For studies on urban design, this methodological approach is productive in helping us reimagine the layouts of cities and making connections between history and memory. That said, this method, as has been acknowledged, may not have reproduced an actual representation of the past, and it is okay: historians try to get closer to the past. And this is why the mapmaking process is termed speculative. Every new map Adelusi-Adeluyi has created demonstrates a deep engagement with the past and present, and thus its effectiveness in reimagining Lagos in the nineteenth century.

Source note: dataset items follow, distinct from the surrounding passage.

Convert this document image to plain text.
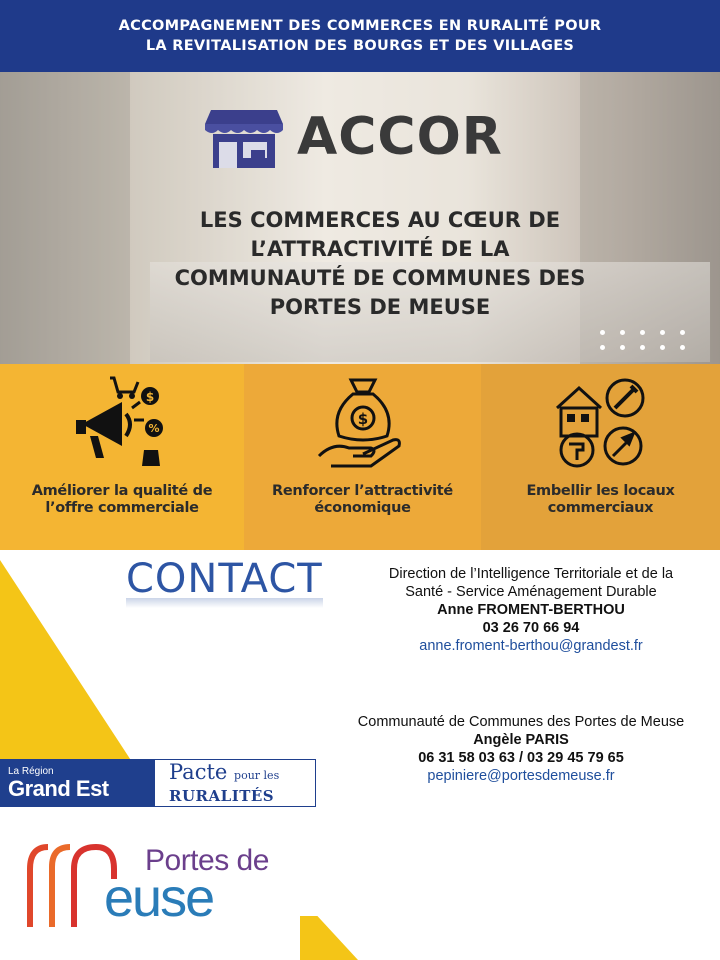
ACCOMPAGNEMENT DES COMMERCES EN RURALITÉ POUR
LA REVITALISATION DES BOURGS ET DES VILLAGES
ACCOR
LES COMMERCES AU CŒUR DE
L’ATTRACTIVITÉ DE LA
COMMUNAUTÉ DE COMMUNES DES
PORTES DE MEUSE
$
%
Améliorer la qualité de
l’offre commerciale
$
Renforcer l’attractivité
économique
Embellir les locaux
commerciaux
CONTACT	Direction de l’Intelligence Territoriale et de la
Santé - Service Aménagement Durable
Anne FROMENT-BERTHOU
03 26 70 66 94
anne.froment-berthou@grandest.fr
Communauté de Communes des Portes de Meuse
Angèle PARIS
06 31 58 03 63 / 03 29 45 79 65
pepiniere@portesdemeuse.fr
La Région
Grand Est
Pacte pour les
RURALITÉS
Portes de
euse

One very striking observation in Imagine Lagos is its heavy reliance on the archives, either through land grants from chiefs in precolonial Lagos or court cases in the colonial period to the exclusion of oral histories and traditions. Meanwhile, West Africans are known to have traditionally preserved their past through oral history methodologies. While I admit the challenges of oral history, particularly for a place like Lagos with many competing factions and muddled claims of ownership, authority, and belonging, recreating maps exclusively from the archives, and despite Adelusi-Adeluyi’s novel methodology, produces repercussions for oral history, a dynamic approach that has revolutionized the field of African history since the last five decades. In other words, while Imagine Lagos offers a bold perspective into the centrality of the archives, particularly map-based sources, it remains unclear how they balance other important regional-based evidentiary sources such as oral histories and traditions. And I wonder if this approach has limited vernacular understanding of the logics that regulated the geographies and epistemologies of the Lagosian urbanscape from a traditional West African perspective.
Ultimately, Imagine Lagos is an exceptional study of urbanism that has extended the boundaries of historical methods for Africa and the rest of the world while also underscoring African inventiveness within a tremendous cosmopolitan space.